Mathematical ways of talking are modelled and practised – resulting in the creation of a safe math-talk community. All students have a chance to learn more about the math used in developing solutions and to clarify their understanding of the concepts and procedures.
Through the careful management of discourse, the mathematics is made explicit. Japanese educators call this teaching strategy bansho. We will call this process of organizing, displaying, annotating and discussing solutions bansho as well. Bansho engages the teacher in examining student work, organizing it and displaying it to make explicit the goals of the lesson task.
For example, if the goal is to show as many polygons as possible with an area of four square units, the teacher creates an arrangement of student work along the following lines:
- On the left of your display wall, post squares with areas of four square units and bases parallel to the bottom of the page.
- To the right of that, post rectangles with bases parallel to the bottom of the page. Solutions that show similar mathematical thinking are arranged in vertical rows that together look like a concrete bar graph.

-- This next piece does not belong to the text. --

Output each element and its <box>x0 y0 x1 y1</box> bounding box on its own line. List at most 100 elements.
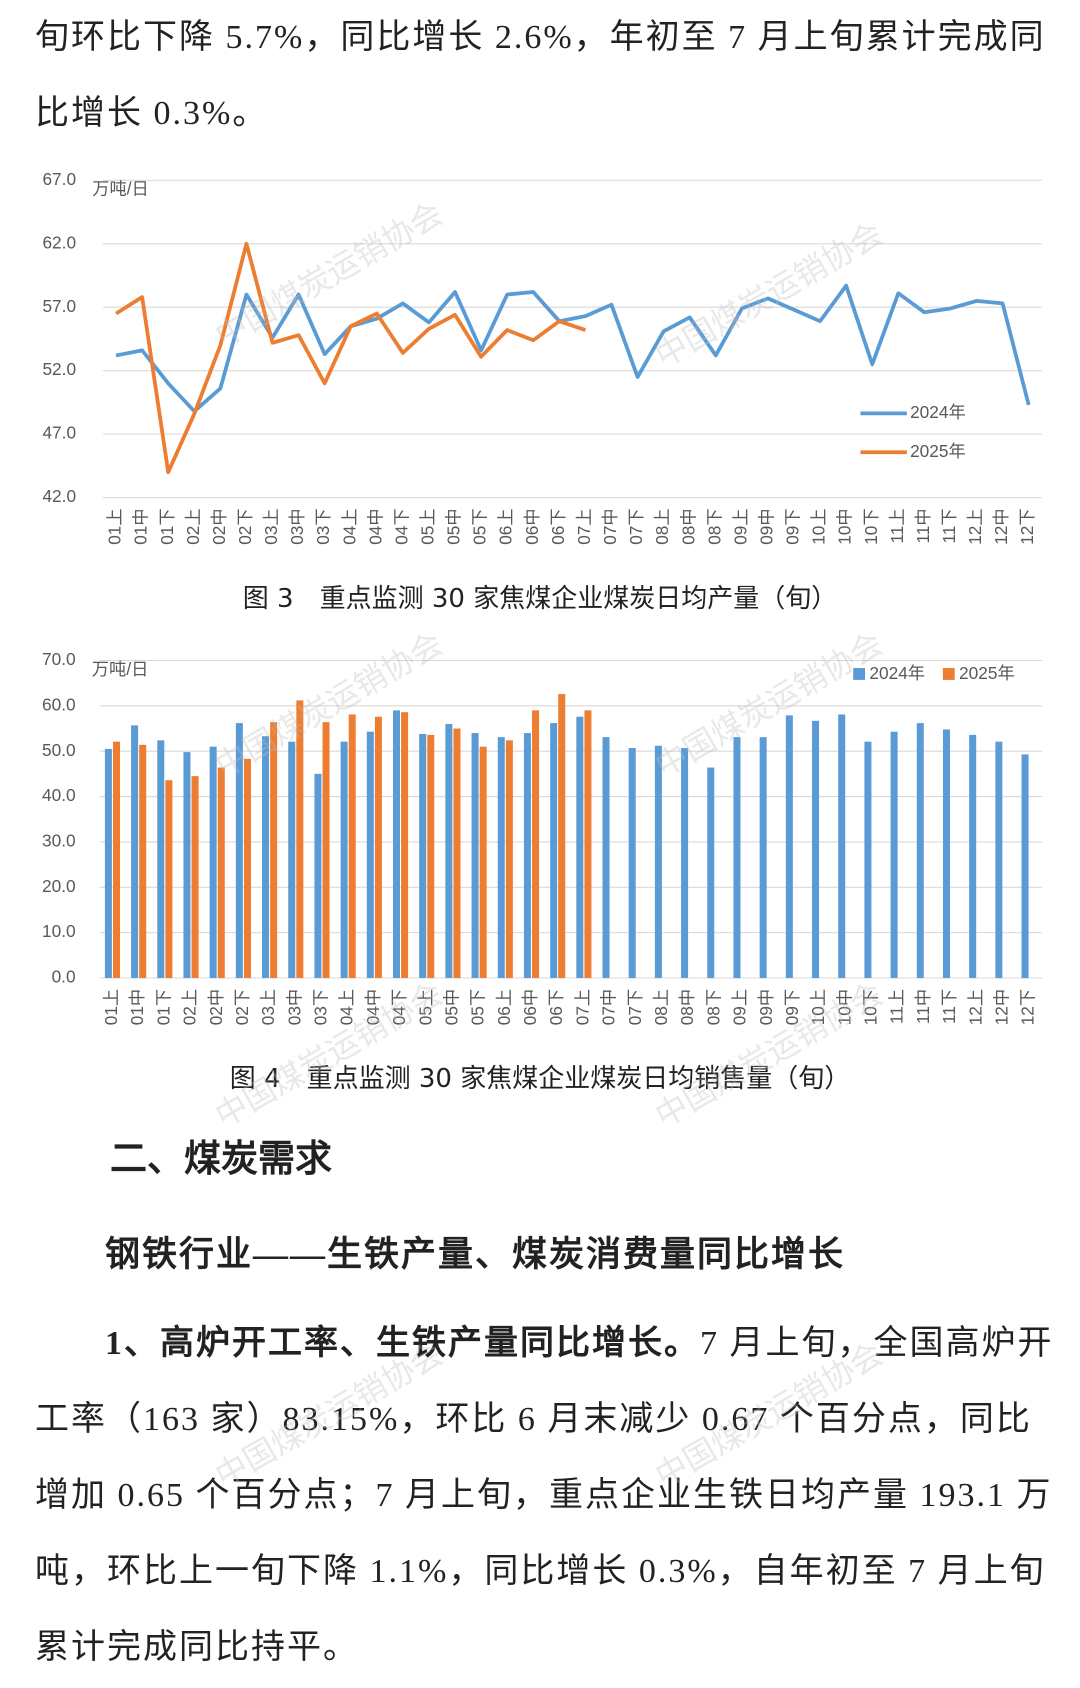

- Next, show irregularly shaped figures composed of squares and rectangles.
- In the fourth column, post parallelograms with areas of four square units.
- Next, post triangles with areas of four square units.
- Then, on the right of the display, show other polygons with areas of four square units.
The bansho process uses a visual display of all student solutions, organized from least to most mathematically rich. This is a process of assessment forlearning and lets students and teachers see the full range of mathematical thinking used to solve the problem. Students have the opportunity to see and hear many approaches, and they are able to consider strategies that connect with the next step in their conceptual understanding of the mathematics.
Bansho is not about the assessment of learning, so there should be no attempt to classify solutions as Level 1, Level 2, Level 3, or Level 4.